Accessing obsolete media -- a permanent solution
- IT TOPICS:Government & Regulation, Hardware, Storage
Marian Prokop raised a good point about archiving on disks. That reminds me of another archiving issue -- lost hardware and drivers.
It generally is hard to find equipment to read 10-year-old media, and very hard to read anything that's 20+ years old. Recreating the needed hardware might be the least of the problems, actually; what's really needed are drivers.
Certainly there are large driver databases on the Web -- DriverGuide looks like a good one, and Webgrid offers links to a bunch of others. But if I were the US Federal Government, I'd like to maintain a database that included sufficient specifications to build hardware and drivers -- the latter on a new operating system -- at any point in the future, should the original technology be lost. It might even be worth keeping a room full of obsolete machines to read old media directly.
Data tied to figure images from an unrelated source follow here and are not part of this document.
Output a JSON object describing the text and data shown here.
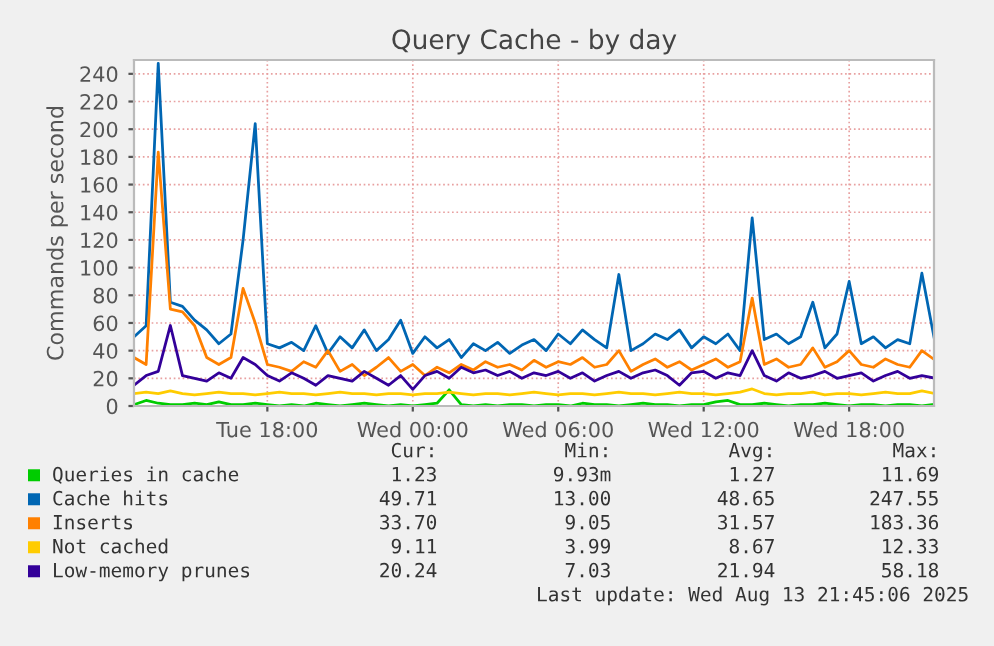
{
  "chart_data": {
    "type": "line",
    "title": "Query Cache - by day",
    "ylabel": "Commands per second",
    "x": [
      "2025-08-12T12:30",
      "2025-08-12T13:00",
      "2025-08-12T13:30",
      "2025-08-12T14:00",
      "2025-08-12T14:30",
      "2025-08-12T15:00",
      "2025-08-12T15:30",
      "2025-08-12T16:00",
      "2025-08-12T16:30",
      "2025-08-12T17:00",
      "2025-08-12T17:30",
      "2025-08-12T18:00",
      "2025-08-12T18:30",
      "2025-08-12T19:00",
      "2025-08-12T19:30",
      "2025-08-12T20:00",
      "2025-08-12T20:30",
      "2025-08-12T21:00",
      "2025-08-12T21:30",
      "2025-08-12T22:00",
      "2025-08-12T22:30",
      "2025-08-12T23:00",
      "2025-08-12T23:30",
      "2025-08-13T00:00",
      "2025-08-13T00:30",
      "2025-08-13T01:00",
      "2025-08-13T01:30",
      "2025-08-13T02:00",
      "2025-08-13T02:30",
      "2025-08-13T03:00",
      "2025-08-13T03:30",
      "2025-08-13T04:00",
      "2025-08-13T04:30",
      "2025-08-13T05:00",
      "2025-08-13T05:30",
      "2025-08-13T06:00",
      "2025-08-13T06:30",
      "2025-08-13T07:00",
      "2025-08-13T07:30",
      "2025-08-13T08:00",
      "2025-08-13T08:30",
      "2025-08-13T09:00",
      "2025-08-13T09:30",
      "2025-08-13T10:00",
      "2025-08-13T10:30",
      "2025-08-13T11:00",
      "2025-08-13T11:30",
      "2025-08-13T12:00",
      "2025-08-13T12:30",
      "2025-08-13T13:00",
      "2025-08-13T13:30",
      "2025-08-13T14:00",
      "2025-08-13T14:30",
      "2025-08-13T15:00",
      "2025-08-13T15:30",
      "2025-08-13T16:00",
      "2025-08-13T16:30",
      "2025-08-13T17:00",
      "2025-08-13T17:30",
      "2025-08-13T18:00",
      "2025-08-13T18:30",
      "2025-08-13T19:00",
      "2025-08-13T19:30",
      "2025-08-13T20:00",
      "2025-08-13T20:30",
      "2025-08-13T21:00",
      "2025-08-13T21:30"
    ],
    "series": [
      {
        "name": "Queries in cache",
        "color": "#00cc00",
        "values": [
          1,
          4,
          2,
          1,
          1,
          2,
          1,
          3,
          1,
          1,
          2,
          1,
          0,
          1,
          0,
          2,
          1,
          0,
          1,
          2,
          1,
          0,
          1,
          0,
          1,
          2,
          11.69,
          1,
          0,
          1,
          0,
          1,
          1,
          0,
          1,
          1,
          0,
          2,
          1,
          1,
          0,
          1,
          2,
          1,
          1,
          0,
          1,
          1,
          3,
          4,
          1,
          1,
          2,
          1,
          0,
          1,
          1,
          2,
          1,
          0,
          1,
          1,
          0,
          1,
          1,
          0,
          1.23
        ]
      },
      {
        "name": "Cache hits",
        "color": "#0066b3",
        "values": [
          50,
          58,
          247.55,
          75,
          72,
          62,
          55,
          45,
          52,
          120,
          204,
          45,
          42,
          46,
          40,
          58,
          38,
          50,
          42,
          55,
          40,
          48,
          62,
          38,
          50,
          42,
          48,
          35,
          45,
          40,
          46,
          38,
          44,
          48,
          40,
          52,
          45,
          55,
          48,
          42,
          95,
          40,
          45,
          52,
          48,
          55,
          42,
          50,
          45,
          52,
          40,
          136,
          48,
          52,
          45,
          50,
          75,
          42,
          52,
          90,
          45,
          50,
          42,
          48,
          45,
          96,
          49.71
        ]
      },
      {
        "name": "Inserts",
        "color": "#ff8000",
        "values": [
          35,
          30,
          183.36,
          70,
          68,
          58,
          35,
          30,
          35,
          85,
          60,
          30,
          28,
          25,
          32,
          28,
          40,
          25,
          30,
          22,
          28,
          35,
          25,
          30,
          22,
          28,
          24,
          30,
          26,
          32,
          28,
          30,
          26,
          33,
          28,
          32,
          30,
          35,
          28,
          30,
          40,
          25,
          30,
          34,
          28,
          32,
          26,
          30,
          34,
          28,
          32,
          78,
          30,
          34,
          28,
          30,
          42,
          28,
          32,
          40,
          30,
          28,
          34,
          30,
          28,
          40,
          33.7
        ]
      },
      {
        "name": "Not cached",
        "color": "#ffcc00",
        "values": [
          9,
          10,
          9,
          11,
          9,
          8,
          9,
          10,
          9,
          9,
          8,
          9,
          10,
          9,
          9,
          8,
          9,
          10,
          9,
          9,
          8,
          9,
          9,
          8,
          9,
          9,
          10,
          9,
          8,
          9,
          9,
          8,
          9,
          10,
          9,
          8,
          9,
          9,
          8,
          9,
          10,
          9,
          9,
          8,
          9,
          10,
          9,
          9,
          8,
          9,
          10,
          12.33,
          9,
          8,
          9,
          9,
          10,
          8,
          9,
          9,
          8,
          9,
          10,
          9,
          9,
          11,
          9.11
        ]
      },
      {
        "name": "Low-memory prunes",
        "color": "#330099",
        "values": [
          15,
          22,
          25,
          58.18,
          22,
          20,
          18,
          24,
          20,
          35,
          30,
          22,
          18,
          24,
          20,
          15,
          22,
          20,
          18,
          25,
          20,
          15,
          22,
          12,
          22,
          25,
          20,
          28,
          24,
          26,
          22,
          25,
          20,
          24,
          22,
          25,
          20,
          24,
          18,
          22,
          25,
          20,
          24,
          26,
          22,
          15,
          24,
          25,
          20,
          24,
          22,
          40,
          22,
          18,
          24,
          20,
          22,
          25,
          20,
          22,
          24,
          18,
          22,
          25,
          20,
          22,
          20.24
        ]
      }
    ],
    "xlim": [
      "2025-08-12T12:30",
      "2025-08-13T21:30"
    ],
    "xticks": [
      {
        "value": "2025-08-12T18:00",
        "label": "Tue 18:00"
      },
      {
        "value": "2025-08-13T00:00",
        "label": "Wed 00:00"
      },
      {
        "value": "2025-08-13T06:00",
        "label": "Wed 06:00"
      },
      {
        "value": "2025-08-13T12:00",
        "label": "Wed 12:00"
      },
      {
        "value": "2025-08-13T18:00",
        "label": "Wed 18:00"
      }
    ],
    "ylim": [
      0,
      250
    ],
    "yticks": [
      0,
      20,
      40,
      60,
      80,
      100,
      120,
      140,
      160,
      180,
      200,
      220,
      240
    ],
    "grid": true,
    "legend": "bottom",
    "annotations": [
      "Cur:",
      "Min:",
      "Avg:",
      "Max:",
      "1.23",
      "9.93m",
      "1.27",
      "11.69",
      "49.71",
      "13.00",
      "48.65",
      "247.55",
      "33.70",
      "9.05",
      "31.57",
      "183.36",
      "9.11",
      "3.99",
      "8.67",
      "12.33",
      "20.24",
      "7.03",
      "21.94",
      "58.18",
      "Last update: Wed Aug 13 21:45:06 2025"
    ]
  }
}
This could also be done in the private sector. An organization -- profit or non-profit -- could be set up to store this information, and issue certifications to disk and tape drive manufacturers once they turn over sufficient information to the archive-keepers. Why would a drive manufacturer turn this information over? Because they'd get certified if the did so, and certain large enteprises wouldn't buy from them (and wouldn't buy hardware that included their drives) if they didn't.
It wouldn't take many large enterprises insisting on archive certification to induce the whole drive industry to play ball. Indeed, the US government alone might well suffice.